Harry climbed just a little as the Huey approached the Presidio, then he kicked the rudder over and came down in a reverse flare, landing in the middle of the H and killing the engine in one smooth motion.

“Jesus, Harry, what’s gotten into you this morning?” the doc asked after he’d climbed out of his harness.

“I don’t know, Doc. Just wanted to see what this thing could really do, I guess.”

“Yeah? Well, better check those skids for fish guts…”

Harry went around and helped Frank down, then he looked around the parking lot. “Anyone know where my car is?”

“Inside hanger three,” Frank said quietly. “I have chemo at 11:30. Could you run me over there?”

“Of course. Where’s there, by the way?”

“Stanford.”

Harry nodded as he started for the hanger.

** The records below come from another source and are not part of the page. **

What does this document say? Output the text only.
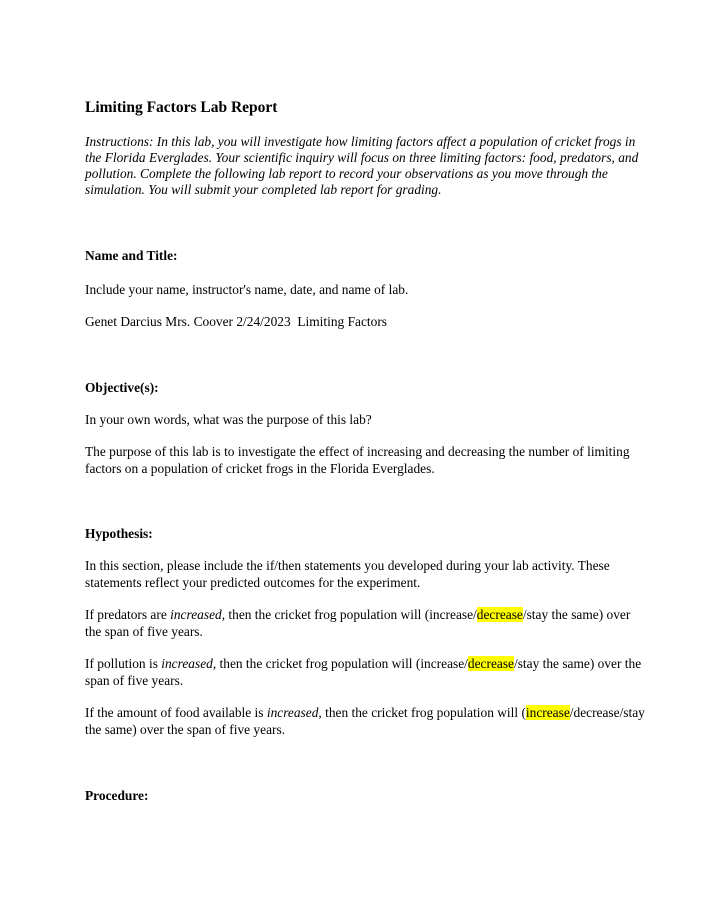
Limiting Factors Lab Report
Instructions: In this lab, you will investigate how limiting factors affect a population of cricket frogs in the Florida Everglades. Your scientific inquiry will focus on three limiting factors: food, predators, and pollution. Complete the following lab report to record your observations as you move through the simulation. You will submit your completed lab report for grading.
Name and Title:
Include your name, instructor's name, date, and name of lab.
Genet Darcius Mrs. Coover 2/24/2023  Limiting Factors
Objective(s):
In your own words, what was the purpose of this lab?
The purpose of this lab is to investigate the effect of increasing and decreasing the number of limiting factors on a population of cricket frogs in the Florida Everglades.
Hypothesis:
In this section, please include the if/then statements you developed during your lab activity. These statements reflect your predicted outcomes for the experiment.
If predators are increased, then the cricket frog population will (increase/decrease/stay the same) over the span of five years.
If pollution is increased, then the cricket frog population will (increase/decrease/stay the same) over the span of five years.
If the amount of food available is increased, then the cricket frog population will (increase/decrease/stay the same) over the span of five years.
Procedure:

“Where are you going?” DD asked.

“Over to Rosenthal. I’ll be back in an hour or so.”

“But…”

“I’ll be back, okay?”

She knew better than to argue with him, and she looked on as Frank followed Harry to the hanger – utterly amazed how tight the bond was between them.

“What is it with those two,” the doc asked. “They’re like brothers, ya know?”

“That’s exactly what they are, only they bleed blue,” Pattison said as he came out of the Cathouse. “By the way. He called in last night and told the dispatcher to take him off the flight rotation schedule. And get this…that he won’t be flying again.”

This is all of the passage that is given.